Annyeong, Lim Ji Yeon, Kang Minhyuk! Saranghae…”

END

Annyeong, Karin, Readers!

Sebelumnya saya -Jinho48 dan Dazdev meminta maaf karena baru ngepos FFnya sekarang. Padahal yang pertama nge-take hehe

Ada banyak kendala dalam pengerjaan FF ini. Mulai penentuan plot yang berubah-ubah, lalu saya yang banyak kegiatan, dan Kak Dazdev yang sempet sakit juga. Jadi, tolong maafkan kami.

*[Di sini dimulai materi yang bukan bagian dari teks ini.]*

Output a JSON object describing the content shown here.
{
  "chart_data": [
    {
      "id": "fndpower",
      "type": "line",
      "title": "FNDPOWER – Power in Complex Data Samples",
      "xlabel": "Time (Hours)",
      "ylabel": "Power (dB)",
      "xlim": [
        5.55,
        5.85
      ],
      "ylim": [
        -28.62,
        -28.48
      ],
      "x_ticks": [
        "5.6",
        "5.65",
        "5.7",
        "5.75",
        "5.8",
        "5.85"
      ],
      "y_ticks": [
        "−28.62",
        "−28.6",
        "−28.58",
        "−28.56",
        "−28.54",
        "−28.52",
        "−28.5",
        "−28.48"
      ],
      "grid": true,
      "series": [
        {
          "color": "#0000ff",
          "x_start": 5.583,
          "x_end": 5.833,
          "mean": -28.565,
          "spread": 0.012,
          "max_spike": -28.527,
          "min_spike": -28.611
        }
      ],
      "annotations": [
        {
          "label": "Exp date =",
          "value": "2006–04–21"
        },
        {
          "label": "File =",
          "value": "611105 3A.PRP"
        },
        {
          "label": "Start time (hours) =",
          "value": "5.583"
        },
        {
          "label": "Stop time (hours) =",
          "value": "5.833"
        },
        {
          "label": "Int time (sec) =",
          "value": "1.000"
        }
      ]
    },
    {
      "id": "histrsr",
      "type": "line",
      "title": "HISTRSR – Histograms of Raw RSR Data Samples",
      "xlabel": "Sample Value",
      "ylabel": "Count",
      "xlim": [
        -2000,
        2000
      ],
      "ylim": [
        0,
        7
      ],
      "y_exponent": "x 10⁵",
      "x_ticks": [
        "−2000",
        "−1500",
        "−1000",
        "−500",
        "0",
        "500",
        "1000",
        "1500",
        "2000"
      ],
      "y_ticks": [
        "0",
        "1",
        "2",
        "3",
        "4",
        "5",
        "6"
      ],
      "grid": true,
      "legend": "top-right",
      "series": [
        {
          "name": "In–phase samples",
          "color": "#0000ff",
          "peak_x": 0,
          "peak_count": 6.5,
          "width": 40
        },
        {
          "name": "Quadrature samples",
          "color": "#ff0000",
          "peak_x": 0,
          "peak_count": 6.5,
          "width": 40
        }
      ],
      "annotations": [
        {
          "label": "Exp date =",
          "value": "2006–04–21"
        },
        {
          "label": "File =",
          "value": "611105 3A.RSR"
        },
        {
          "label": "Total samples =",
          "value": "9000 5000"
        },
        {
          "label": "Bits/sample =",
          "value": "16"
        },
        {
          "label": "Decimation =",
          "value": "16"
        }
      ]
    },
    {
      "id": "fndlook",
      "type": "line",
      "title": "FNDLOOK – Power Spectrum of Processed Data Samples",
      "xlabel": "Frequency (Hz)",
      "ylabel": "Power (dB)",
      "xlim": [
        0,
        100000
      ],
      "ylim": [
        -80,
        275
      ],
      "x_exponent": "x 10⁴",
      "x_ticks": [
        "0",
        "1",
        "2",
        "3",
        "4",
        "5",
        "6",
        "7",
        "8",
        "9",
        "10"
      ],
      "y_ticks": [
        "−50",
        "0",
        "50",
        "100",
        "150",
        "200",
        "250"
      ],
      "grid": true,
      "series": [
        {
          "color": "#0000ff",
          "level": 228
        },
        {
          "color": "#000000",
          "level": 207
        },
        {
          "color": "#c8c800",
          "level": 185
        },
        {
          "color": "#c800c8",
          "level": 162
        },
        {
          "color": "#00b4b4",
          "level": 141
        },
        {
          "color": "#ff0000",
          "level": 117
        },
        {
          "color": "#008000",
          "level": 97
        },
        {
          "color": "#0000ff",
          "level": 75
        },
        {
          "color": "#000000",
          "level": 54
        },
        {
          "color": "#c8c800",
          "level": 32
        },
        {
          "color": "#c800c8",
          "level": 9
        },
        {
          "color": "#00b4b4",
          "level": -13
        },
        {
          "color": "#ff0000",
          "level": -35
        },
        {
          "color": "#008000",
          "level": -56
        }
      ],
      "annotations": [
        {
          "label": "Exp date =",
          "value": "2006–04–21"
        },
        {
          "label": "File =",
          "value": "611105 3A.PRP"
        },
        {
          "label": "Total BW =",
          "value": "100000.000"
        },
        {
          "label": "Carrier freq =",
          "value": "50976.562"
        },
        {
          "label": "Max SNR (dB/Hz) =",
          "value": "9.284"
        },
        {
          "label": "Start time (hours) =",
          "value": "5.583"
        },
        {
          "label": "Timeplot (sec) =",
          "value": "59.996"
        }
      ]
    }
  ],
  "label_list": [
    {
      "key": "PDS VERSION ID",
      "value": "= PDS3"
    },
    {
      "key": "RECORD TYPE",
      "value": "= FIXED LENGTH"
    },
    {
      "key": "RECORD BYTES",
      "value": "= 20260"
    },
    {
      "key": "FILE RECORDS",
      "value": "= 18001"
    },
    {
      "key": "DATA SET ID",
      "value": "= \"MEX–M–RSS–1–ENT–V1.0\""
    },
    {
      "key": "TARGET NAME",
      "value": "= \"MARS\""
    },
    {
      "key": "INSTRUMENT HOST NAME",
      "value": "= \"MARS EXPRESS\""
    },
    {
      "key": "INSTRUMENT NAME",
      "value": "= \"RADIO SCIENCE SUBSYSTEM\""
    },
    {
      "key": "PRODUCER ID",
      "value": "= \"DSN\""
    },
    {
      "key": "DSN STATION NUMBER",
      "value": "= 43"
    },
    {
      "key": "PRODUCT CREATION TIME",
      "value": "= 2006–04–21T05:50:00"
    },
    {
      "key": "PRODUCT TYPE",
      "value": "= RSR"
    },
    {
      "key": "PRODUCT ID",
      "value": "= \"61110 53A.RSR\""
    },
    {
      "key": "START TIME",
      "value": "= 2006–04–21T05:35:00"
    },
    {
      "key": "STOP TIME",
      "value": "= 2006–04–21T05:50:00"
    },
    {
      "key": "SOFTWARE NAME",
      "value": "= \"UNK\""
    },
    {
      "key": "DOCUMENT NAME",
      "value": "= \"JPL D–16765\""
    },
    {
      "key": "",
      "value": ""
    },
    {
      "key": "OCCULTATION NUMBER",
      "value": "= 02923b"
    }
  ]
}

And, we hope you like this story! Don’t forget to RCL, oke?

Baiklah, sekian dan terima kasih. Maafkan atas typo yang bertebaran. Hehehe

*Salam sayang dari bias masing-masing^^

6 thoughts on “[Oneshoot] Autumn Event – Autumn Under Your Shoes

  1. Hula Gea , ka dazdev makasih bgttt yaaa .. Finally ff nya di publish juga . . karena aku pun udah nunggu” kapan tanggal mainnya ? Hahaha padahal sih ff colab ku sama ka hilda juga blm di publish” br ampe pengerjaan poster #kokcurhat? #abaikan .

    Hmm okay , ini ff keren bgtt bikin mewek di pagi hariii . . Daebak !! Musim gugur , musim favorit ku lhoo kalian jenius bgtt tau aja kesukaan karina hahaha

    Maaf br comment karena jujur bru buka IF karena aing sibuk bgtttt smpe gak smpt dan sbnr nya kuota abis hehehe maapkeunlah karina yang komen nya panjang lebar kayak benua yee #ehh #kaco

    Udah lah itu ajah pokok nya aku puas bgttt thanks ka dazdev and Gea yang udah buat ff super duper keren ini 🙂
    XOXO

    • Oke deh, Karin. Syukur deh kalo kamu suka sama FF ini hehe
      Karena komenmu panjang, aku balesnya pendek aja yah? wkwk 😀
      Di tunggu juga FF kamu wkwk 😀
      Udah deh, sekian dan terima kasih

  2. huah!
    aku semalam baca ini dan langsung ketiduran ge >.< ternyata panjang banget…
    kita terlalu terbawa suasana deh kayanya ge, hyung shiknya agak berasa kita siksa begitu. wkwk.